Eşkıya Dünyaya Hükümdar Olmaz…
Seçim sonuçlarına dair durum ve yorumlar bana diziden bir kesiti hatırlattı.
Dizide katı kuralları olan bir masa ve bunun etrafında oturan aileler var.
Masa etrafında oturanlar müşterek karar alırlar ve birbirine zarar veremezler.
Dışarıya karşı birliktelik sergilemek zorundadırlar.
Sevmeseler de birbirlerine tahammül etmek zorundalar.
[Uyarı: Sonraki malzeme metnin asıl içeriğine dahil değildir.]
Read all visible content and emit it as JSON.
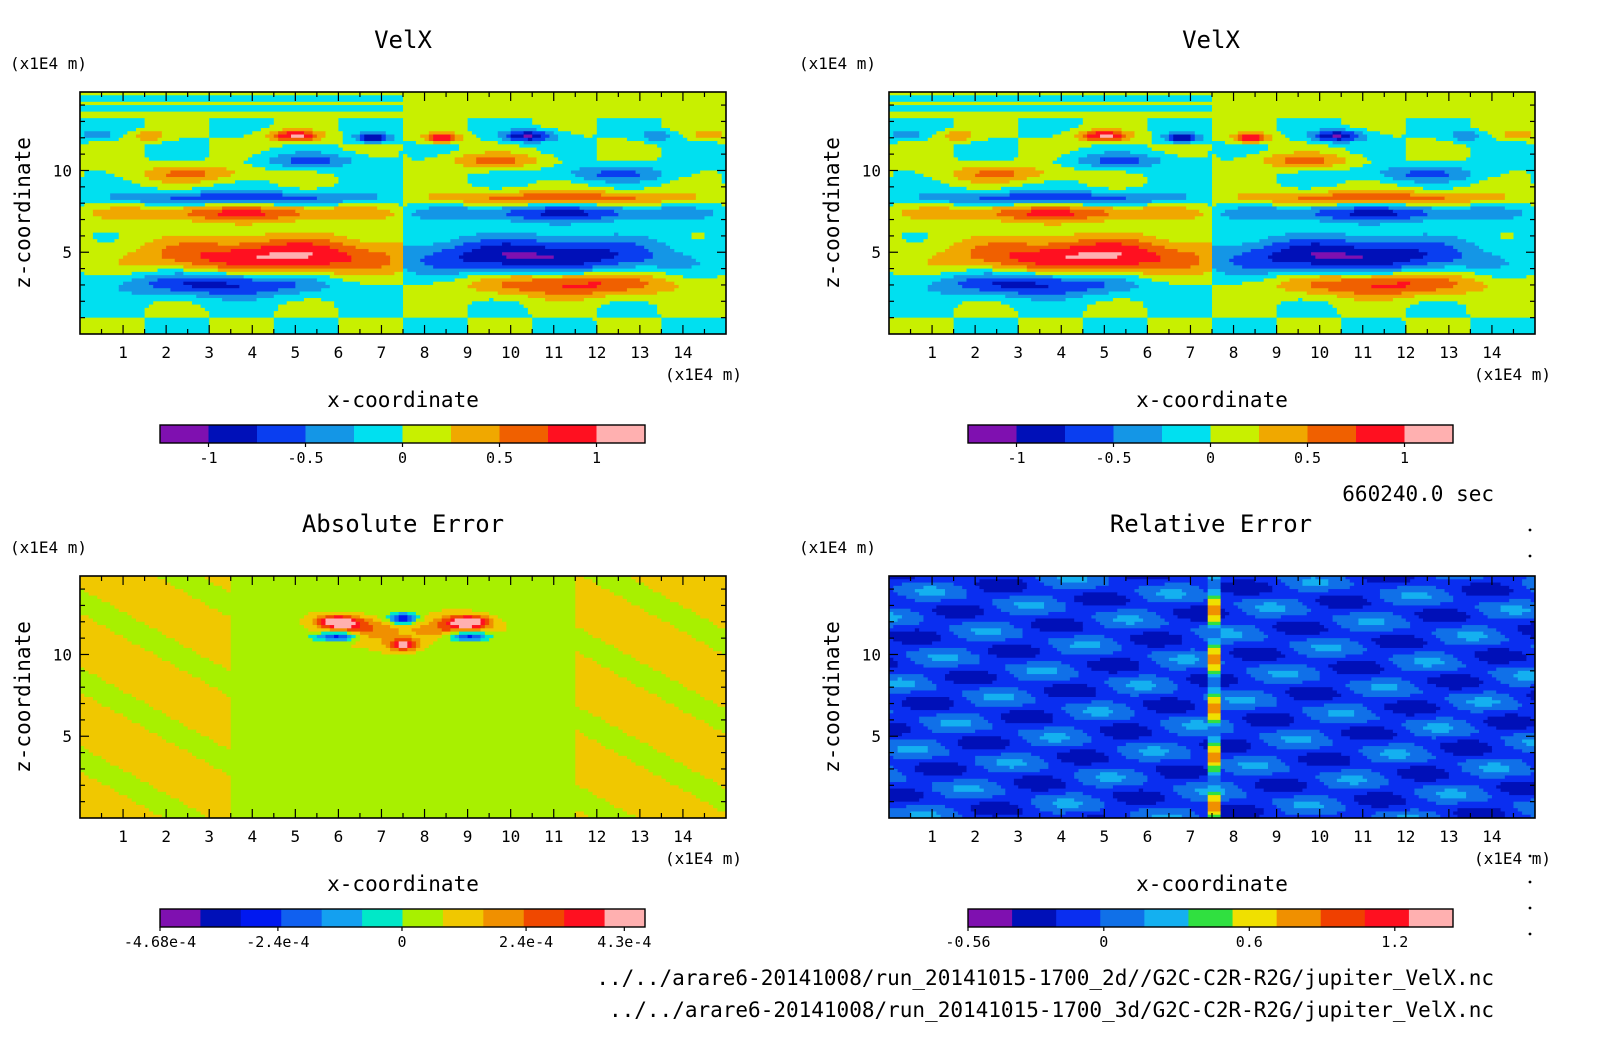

Kısaca ortak çıkarlar esastır.
Çakırbeyliler ve Façalılar düşman iki aile,
Çakırbeylilerin hırçın çocuğu İlyas ile Façalıların bıçkın Behzat’ı birbirini öldürmeye and içmişler.
Fakat masanın başkanı Ünal bey ilginç bir adamdır.
Soğukkanlı ve diplomatiktir.
Aileler arasında gerginliğin artık savaşa dönüşeceğini görünce, ilginç bir manevra yapar.
Çakırbeyliler’in Hızır, İlyas ve Alpaslan’ıyla Façalıların Haşmet, Behzat ve Tahsin’ini aynı masaya oturtur.
İki aile de dişini sıkarak yanyanadırlar.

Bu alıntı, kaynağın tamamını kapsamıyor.